Outre les loups, toute l’armature du texte et toute l’intrigue sont complètement fictives, assure-t-elle. « J’ai fait des recherches et j’ai vu qu’il y a des places où on essaie de se débarrasser des loups, et il y a des places où ça tanne les chasseurs. J’ai essayé de greffer cela à l’histoire ».

L’action se déroule dans un cadre naturel sauvage, dans un coin peu fréquenté du Québec ; il est magnifiquement décrit. « C’est un autre monde, avec d’autres codes, d’autres façons de voir la vie. L’hiver est dur ici ; ça façonne les gens, la vie, plein de choses dont on n’a même pas à tenir compte en ville. »

Pour elle, l’écriture est « un espace de liberté incroyable », assure-t-elle. « J’écris pour moi d’abord, parce que c’est important pour moi de créer. Les mots et faire un univers, j’adore ça. La vie n’a aucun sens : c’est toi qui lui en donnes un et la littérature, ça sert à donner du sens. »

Ce qu’elle écrit trouve un écho à l’étranger.

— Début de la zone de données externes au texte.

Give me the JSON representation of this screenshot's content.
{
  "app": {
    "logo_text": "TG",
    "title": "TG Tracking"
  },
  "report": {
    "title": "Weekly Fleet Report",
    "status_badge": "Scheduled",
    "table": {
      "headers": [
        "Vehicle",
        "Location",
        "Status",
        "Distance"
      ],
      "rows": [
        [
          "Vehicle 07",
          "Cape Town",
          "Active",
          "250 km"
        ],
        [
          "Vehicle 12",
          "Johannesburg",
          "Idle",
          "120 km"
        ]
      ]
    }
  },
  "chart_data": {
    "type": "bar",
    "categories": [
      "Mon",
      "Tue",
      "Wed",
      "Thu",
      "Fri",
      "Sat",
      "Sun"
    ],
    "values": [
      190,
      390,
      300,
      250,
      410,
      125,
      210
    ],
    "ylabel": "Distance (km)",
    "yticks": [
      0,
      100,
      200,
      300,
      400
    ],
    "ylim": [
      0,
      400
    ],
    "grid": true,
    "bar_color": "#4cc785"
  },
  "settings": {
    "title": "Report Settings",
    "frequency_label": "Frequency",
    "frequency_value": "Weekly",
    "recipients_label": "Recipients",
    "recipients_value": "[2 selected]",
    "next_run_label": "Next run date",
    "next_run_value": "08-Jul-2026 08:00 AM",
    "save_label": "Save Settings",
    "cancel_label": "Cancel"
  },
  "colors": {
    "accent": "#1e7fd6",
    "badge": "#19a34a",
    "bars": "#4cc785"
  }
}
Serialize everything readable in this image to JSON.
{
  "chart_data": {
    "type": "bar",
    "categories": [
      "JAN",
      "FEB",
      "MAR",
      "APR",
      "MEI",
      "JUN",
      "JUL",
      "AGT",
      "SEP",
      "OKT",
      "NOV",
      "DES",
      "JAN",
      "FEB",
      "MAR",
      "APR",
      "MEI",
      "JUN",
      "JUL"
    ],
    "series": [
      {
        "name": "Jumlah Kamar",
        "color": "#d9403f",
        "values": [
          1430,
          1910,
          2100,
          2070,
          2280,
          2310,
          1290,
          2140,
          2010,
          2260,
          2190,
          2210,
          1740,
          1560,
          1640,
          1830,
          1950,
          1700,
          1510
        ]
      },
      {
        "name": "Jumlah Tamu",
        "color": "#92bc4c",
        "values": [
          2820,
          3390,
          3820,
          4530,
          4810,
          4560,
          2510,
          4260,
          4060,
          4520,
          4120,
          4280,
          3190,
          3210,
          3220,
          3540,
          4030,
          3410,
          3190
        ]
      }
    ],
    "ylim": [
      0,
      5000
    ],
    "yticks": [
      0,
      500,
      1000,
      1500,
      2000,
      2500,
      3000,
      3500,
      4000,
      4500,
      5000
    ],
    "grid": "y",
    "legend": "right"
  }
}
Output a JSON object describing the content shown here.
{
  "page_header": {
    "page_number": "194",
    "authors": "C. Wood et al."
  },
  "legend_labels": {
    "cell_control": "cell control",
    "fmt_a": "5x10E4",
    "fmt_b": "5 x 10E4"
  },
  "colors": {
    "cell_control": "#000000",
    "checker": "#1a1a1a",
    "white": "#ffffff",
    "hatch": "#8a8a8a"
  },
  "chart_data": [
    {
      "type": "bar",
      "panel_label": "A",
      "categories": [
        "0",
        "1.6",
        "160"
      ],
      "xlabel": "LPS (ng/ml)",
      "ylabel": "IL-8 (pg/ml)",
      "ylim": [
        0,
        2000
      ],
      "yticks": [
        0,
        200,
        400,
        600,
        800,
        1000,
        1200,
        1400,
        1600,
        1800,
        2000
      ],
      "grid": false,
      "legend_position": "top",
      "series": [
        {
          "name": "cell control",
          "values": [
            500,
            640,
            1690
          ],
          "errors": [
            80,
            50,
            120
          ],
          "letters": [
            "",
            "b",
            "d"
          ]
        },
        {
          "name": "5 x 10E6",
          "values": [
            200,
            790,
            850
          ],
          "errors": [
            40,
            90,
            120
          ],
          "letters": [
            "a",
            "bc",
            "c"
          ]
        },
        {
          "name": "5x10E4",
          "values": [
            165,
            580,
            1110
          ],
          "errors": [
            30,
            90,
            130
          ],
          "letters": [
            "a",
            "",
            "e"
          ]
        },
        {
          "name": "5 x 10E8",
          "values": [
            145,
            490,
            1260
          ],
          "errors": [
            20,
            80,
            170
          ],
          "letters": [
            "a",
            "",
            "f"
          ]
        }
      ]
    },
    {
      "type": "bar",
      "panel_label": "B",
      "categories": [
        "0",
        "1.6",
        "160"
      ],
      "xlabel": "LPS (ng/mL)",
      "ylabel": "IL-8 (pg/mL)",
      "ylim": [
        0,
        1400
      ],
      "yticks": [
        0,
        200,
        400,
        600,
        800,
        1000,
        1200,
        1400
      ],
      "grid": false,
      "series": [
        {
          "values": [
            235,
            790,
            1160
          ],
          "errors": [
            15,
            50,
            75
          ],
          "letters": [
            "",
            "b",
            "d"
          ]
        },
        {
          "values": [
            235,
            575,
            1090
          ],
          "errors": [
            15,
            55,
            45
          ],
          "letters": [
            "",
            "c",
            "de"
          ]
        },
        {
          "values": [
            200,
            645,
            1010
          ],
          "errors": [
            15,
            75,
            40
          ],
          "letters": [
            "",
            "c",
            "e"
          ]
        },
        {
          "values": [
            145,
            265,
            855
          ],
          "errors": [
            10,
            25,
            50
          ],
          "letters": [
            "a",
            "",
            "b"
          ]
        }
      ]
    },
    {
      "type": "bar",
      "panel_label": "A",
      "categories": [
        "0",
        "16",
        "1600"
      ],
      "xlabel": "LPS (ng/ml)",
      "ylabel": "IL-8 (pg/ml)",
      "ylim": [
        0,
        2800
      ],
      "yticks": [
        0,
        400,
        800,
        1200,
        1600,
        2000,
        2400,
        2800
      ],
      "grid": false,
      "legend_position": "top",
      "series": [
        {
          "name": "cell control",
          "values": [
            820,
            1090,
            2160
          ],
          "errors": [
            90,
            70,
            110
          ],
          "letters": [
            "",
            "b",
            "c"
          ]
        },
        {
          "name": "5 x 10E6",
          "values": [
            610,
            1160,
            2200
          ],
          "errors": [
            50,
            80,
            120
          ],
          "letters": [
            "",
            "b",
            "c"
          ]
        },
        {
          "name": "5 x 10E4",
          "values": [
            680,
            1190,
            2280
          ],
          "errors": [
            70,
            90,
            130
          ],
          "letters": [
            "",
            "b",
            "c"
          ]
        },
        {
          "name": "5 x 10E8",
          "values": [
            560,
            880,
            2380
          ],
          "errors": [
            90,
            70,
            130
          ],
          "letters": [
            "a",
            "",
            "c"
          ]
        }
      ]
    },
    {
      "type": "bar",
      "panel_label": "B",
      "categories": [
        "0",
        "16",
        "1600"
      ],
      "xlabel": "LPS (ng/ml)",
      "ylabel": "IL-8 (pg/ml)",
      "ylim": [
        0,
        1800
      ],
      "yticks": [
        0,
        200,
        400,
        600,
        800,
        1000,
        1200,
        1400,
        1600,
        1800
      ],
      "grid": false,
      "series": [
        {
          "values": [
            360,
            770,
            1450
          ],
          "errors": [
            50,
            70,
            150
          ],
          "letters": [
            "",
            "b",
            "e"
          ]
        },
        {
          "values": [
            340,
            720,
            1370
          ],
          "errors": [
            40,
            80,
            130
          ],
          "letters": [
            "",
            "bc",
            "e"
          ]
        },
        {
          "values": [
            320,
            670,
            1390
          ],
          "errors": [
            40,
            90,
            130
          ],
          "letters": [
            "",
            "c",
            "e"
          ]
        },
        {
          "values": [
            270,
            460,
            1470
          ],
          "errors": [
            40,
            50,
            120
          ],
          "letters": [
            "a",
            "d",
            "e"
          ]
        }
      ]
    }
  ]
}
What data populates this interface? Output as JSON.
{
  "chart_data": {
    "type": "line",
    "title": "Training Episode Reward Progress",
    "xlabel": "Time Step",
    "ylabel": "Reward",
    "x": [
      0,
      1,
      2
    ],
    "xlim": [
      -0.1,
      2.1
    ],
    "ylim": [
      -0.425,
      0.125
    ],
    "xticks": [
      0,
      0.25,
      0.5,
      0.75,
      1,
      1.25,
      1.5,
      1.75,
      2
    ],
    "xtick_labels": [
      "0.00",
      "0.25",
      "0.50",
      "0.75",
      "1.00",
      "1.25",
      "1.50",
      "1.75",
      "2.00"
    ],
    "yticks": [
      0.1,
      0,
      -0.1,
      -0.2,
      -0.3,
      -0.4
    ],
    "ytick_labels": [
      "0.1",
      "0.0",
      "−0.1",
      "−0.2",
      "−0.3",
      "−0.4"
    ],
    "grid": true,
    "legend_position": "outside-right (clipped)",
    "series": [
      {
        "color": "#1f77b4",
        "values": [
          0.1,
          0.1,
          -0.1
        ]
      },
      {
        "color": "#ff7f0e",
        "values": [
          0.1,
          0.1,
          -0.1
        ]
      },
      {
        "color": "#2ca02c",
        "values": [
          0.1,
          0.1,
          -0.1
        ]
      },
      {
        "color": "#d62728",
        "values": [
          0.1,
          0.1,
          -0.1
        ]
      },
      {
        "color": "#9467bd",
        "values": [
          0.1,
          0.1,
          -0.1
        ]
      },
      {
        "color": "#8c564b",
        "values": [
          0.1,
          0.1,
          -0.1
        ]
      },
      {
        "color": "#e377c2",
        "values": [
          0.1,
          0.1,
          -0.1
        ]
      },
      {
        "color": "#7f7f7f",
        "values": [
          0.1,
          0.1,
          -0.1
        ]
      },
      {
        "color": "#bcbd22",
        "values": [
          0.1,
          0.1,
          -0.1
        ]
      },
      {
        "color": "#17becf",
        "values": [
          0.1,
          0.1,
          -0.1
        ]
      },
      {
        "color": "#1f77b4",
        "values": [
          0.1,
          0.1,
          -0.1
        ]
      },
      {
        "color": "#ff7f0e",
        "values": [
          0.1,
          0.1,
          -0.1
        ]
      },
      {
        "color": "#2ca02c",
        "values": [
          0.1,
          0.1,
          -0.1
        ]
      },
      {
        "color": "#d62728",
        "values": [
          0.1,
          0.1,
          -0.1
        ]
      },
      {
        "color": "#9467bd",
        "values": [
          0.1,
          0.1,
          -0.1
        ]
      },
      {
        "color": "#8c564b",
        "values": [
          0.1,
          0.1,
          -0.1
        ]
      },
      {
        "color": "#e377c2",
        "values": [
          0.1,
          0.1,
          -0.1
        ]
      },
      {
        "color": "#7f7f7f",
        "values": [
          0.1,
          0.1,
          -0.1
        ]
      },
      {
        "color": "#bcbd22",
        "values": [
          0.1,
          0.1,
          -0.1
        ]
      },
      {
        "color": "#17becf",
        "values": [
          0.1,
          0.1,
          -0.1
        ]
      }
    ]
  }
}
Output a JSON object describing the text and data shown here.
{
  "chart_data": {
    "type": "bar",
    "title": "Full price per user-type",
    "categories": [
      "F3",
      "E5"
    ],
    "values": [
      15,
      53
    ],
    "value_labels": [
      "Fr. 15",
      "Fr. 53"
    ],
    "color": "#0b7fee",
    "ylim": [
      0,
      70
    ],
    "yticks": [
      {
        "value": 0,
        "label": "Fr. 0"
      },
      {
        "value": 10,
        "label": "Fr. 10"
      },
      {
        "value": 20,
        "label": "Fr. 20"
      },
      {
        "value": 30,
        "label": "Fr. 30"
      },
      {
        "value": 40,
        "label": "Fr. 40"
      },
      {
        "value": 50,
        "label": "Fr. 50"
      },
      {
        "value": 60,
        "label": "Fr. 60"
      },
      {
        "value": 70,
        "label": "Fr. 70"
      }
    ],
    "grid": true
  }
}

Cet automne, l’écrivaine se rendra en Suède pour présenter ses livres. « Mon recueil de nouvelles La Héronnière a été traduit en suédois. J’y vais pour la deuxième fois. » Elle est aussi traduite en anglais... et en islandais.


Lise Tremblay est née à Chicoutimi.

Elle a reçu plusieurs distinctions au cours de sa carrière, dont le Prix du gouverneur général en 1999 pour La Danse juive et le Grand Prix du livre de Montréal en 2003 pour son recueil de nouvelles, La Héronnière.